Shrines of gaiety / Atkinson, Kate
“1926, and in a country still recovering from the Great War, London has become the focus for a delirious new nightlife. In the clubs of Soho, peers of the realm rub shoulders with starlets, foreign dignitaries with gangsters, and girls sell dances for a shilling a time. The notorious queen of this glittering world is Nellie Coker, ruthless but also ambitious to advance her six children, including the enigmatic eldest, Niven, whose character has been forged in the crucible of the Somme. But success breeds enemies, and Nellie’s empire faces threats from without and within…” (Catalogue) Also available as an eBook.

The shards / Ellis, Bret Easton
“A story about the end of innocence, and the perilous passage from adolescence into adulthood, set in a vibrantly fictionalized Los Angeles in 1981 as a serial killer begins targeting teenagers throughout the city.” (Adapted from Catalogue)

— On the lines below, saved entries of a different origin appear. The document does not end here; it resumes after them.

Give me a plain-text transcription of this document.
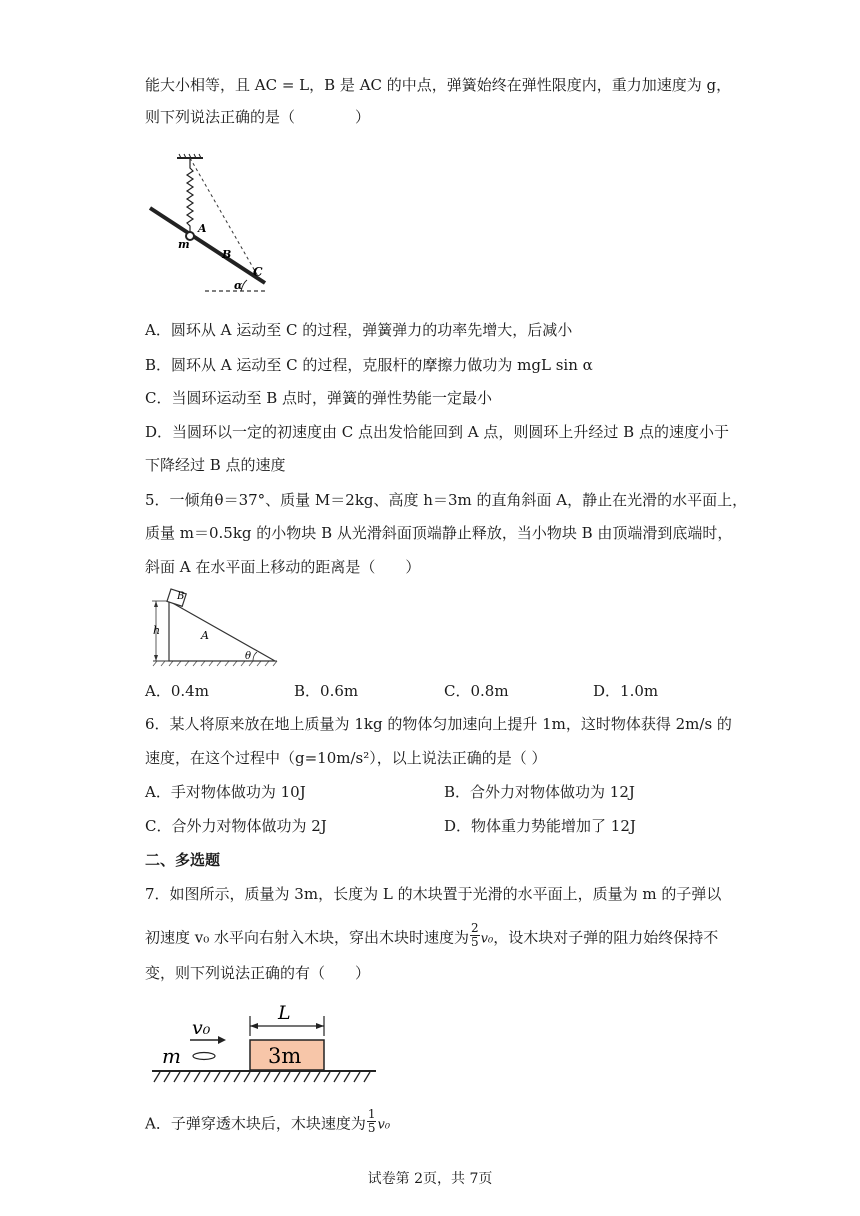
能大小相等，且 AC = L，B 是 AC 的中点，弹簧始终在弹性限度内，重力加速度为 g，
则下列说法正确的是（　　　　）
A
m
B
C
α
A．圆环从 A 运动至 C 的过程，弹簧弹力的功率先增大，后减小
B．圆环从 A 运动至 C 的过程，克服杆的摩擦力做功为 mgL sin α
C．当圆环运动至 B 点时，弹簧的弹性势能一定最小
D．当圆环以一定的初速度由 C 点出发恰能回到 A 点，则圆环上升经过 B 点的速度小于
下降经过 B 点的速度
5．一倾角θ＝37°、质量 M＝2kg、高度 h＝3m 的直角斜面 A，静止在光滑的水平面上，
质量 m＝0.5kg 的小物块 B 从光滑斜面顶端静止释放，当小物块 B 由顶端滑到底端时，
斜面 A 在水平面上移动的距离是（　　）
B
h	A
θ
A．0.4m	B．0.6m	C．0.8m	D．1.0m
6．某人将原来放在地上质量为 1kg 的物体匀加速向上提升 1m，这时物体获得 2m/s 的
速度，在这个过程中（g=10m/s²），以上说法正确的是（ ）
A．手对物体做功为 10J	B．合外力对物体做功为 12J
C．合外力对物体做功为 2J	D．物体重力势能增加了 12J
二、多选题
7．如图所示，质量为 3m，长度为 L 的木块置于光滑的水平面上，质量为 m 的子弹以
初速度 v₀ 水平向右射入木块，穿出木块时速度为 $\frac{2}{5} v_0$，设木块对子弹的阻力始终保持不
变，则下列说法正确的有（　　）
v₀
m
L
3m
A．子弹穿透木块后，木块速度为 $\frac{1}{5} v_0$
试卷第 2页，共 7页
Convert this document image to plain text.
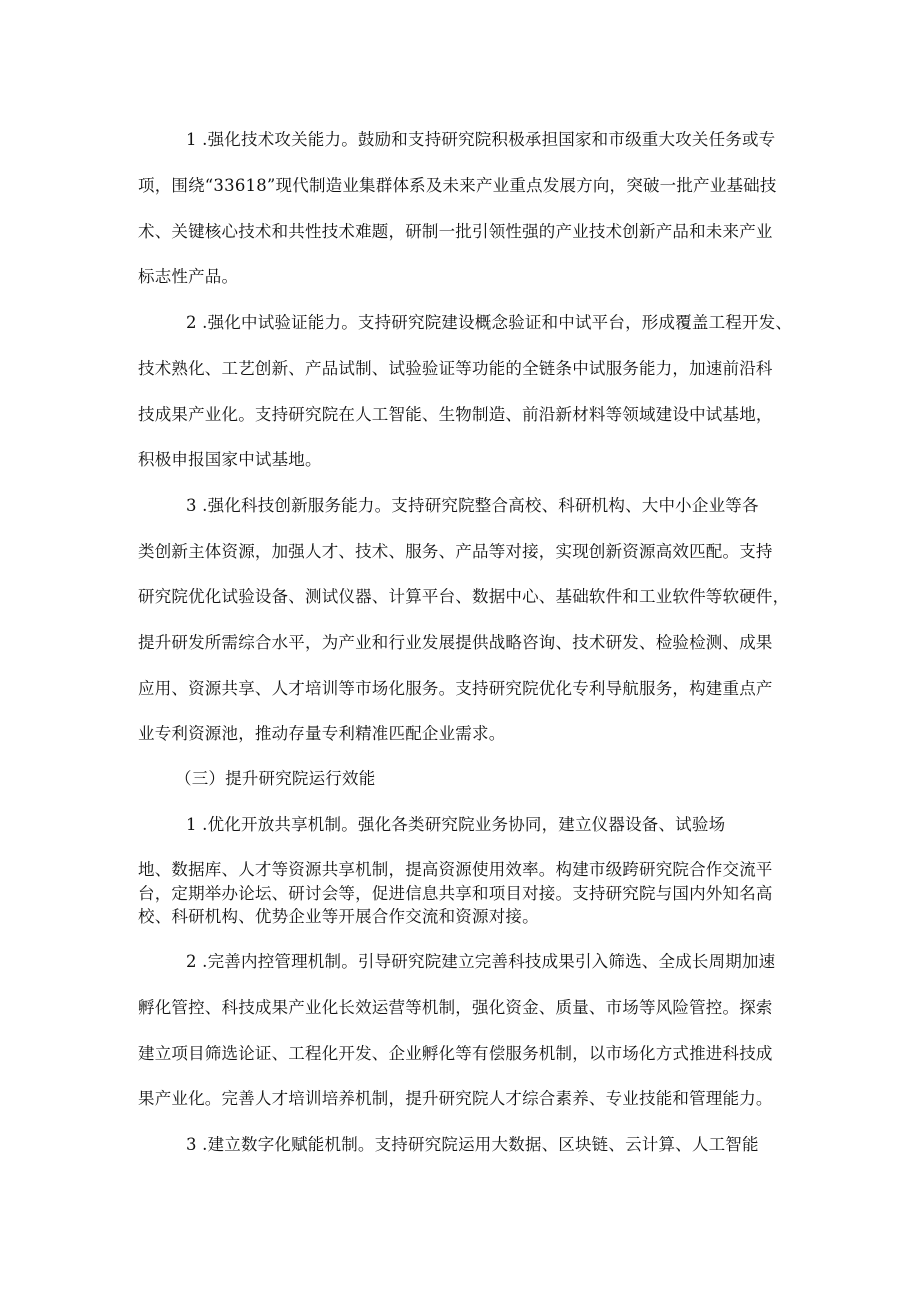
1 .强化技术攻关能力。鼓励和支持研究院积极承担国家和市级重大攻关任务或专
项，围绕“33618”现代制造业集群体系及未来产业重点发展方向，突破一批产业基础技
术、关键核心技术和共性技术难题，研制一批引领性强的产业技术创新产品和未来产业
标志性产品。
2 .强化中试验证能力。支持研究院建设概念验证和中试平台，形成覆盖工程开发、
技术熟化、工艺创新、产品试制、试验验证等功能的全链条中试服务能力，加速前沿科
技成果产业化。支持研究院在人工智能、生物制造、前沿新材料等领域建设中试基地，
积极申报国家中试基地。
3 .强化科技创新服务能力。支持研究院整合高校、科研机构、大中小企业等各
类创新主体资源，加强人才、技术、服务、产品等对接，实现创新资源高效匹配。支持
研究院优化试验设备、测试仪器、计算平台、数据中心、基础软件和工业软件等软硬件，
提升研发所需综合水平，为产业和行业发展提供战略咨询、技术研发、检验检测、成果
应用、资源共享、人才培训等市场化服务。支持研究院优化专利导航服务，构建重点产
业专利资源池，推动存量专利精准匹配企业需求。
（三）提升研究院运行效能
1 .优化开放共享机制。强化各类研究院业务协同，建立仪器设备、试验场
地、数据库、人才等资源共享机制，提高资源使用效率。构建市级跨研究院合作交流平
台，定期举办论坛、研讨会等，促进信息共享和项目对接。支持研究院与国内外知名高
校、科研机构、优势企业等开展合作交流和资源对接。
2 .完善内控管理机制。引导研究院建立完善科技成果引入筛选、全成长周期加速
孵化管控、科技成果产业化长效运营等机制，强化资金、质量、市场等风险管控。探索
建立项目筛选论证、工程化开发、企业孵化等有偿服务机制，以市场化方式推进科技成
果产业化。完善人才培训培养机制，提升研究院人才综合素养、专业技能和管理能力。
3 .建立数字化赋能机制。支持研究院运用大数据、区块链、云计算、人工智能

Also available as an eBook. 

 

Lessons / McEwan, Ian
“When the world is still counting the cost of the Second World War and the Iron Curtain has closed, 11-year-old Roland Baines’s life is turned upside down. Two thousand miles from his mother’s protective love, stranded at an unusual boarding school, his vulnerability attracts piano teacher Miss Miriam Cornell, leaving scars as well as a memory of love that will never fade. Now, when his wife vanishes, leaving him alone with his tiny son, Roland is forced to confront the reality of his restless existence. As the radiation from Chernobyl spreads across Europe, he begins a search for answers that looks deep into his family history and will last for the rest of his life… ” (Adapted from Catalogue) Also available as an eBook.

 

Tomorrow, and tomorrow, and tomorrow / Zevin, Gabrielle
“On a bitter-cold day, in the December of his junior year at Harvard, Sam Masur exits a subway car and sees, amid the hordes of people waiting on the platform, Sadie Green. He calls her name. For a moment, she pretends she hasn’t heard him, but then, she turns, and a game begins: a legendary collaboration that will launch them to stardom. These friends, intimates since childhood, borrow money, beg favors, and, before even graduating college, they have created their first blockbuster, Ichigo. Overnight, the world is theirs. Not even twenty-five years old, Sam and Sadie are brilliant, successful, and rich, but these qualities won’t protect them from their own creative ambitions or the betrayals of their hearts.” (Adapted from Catalogue) Also available as an eBook.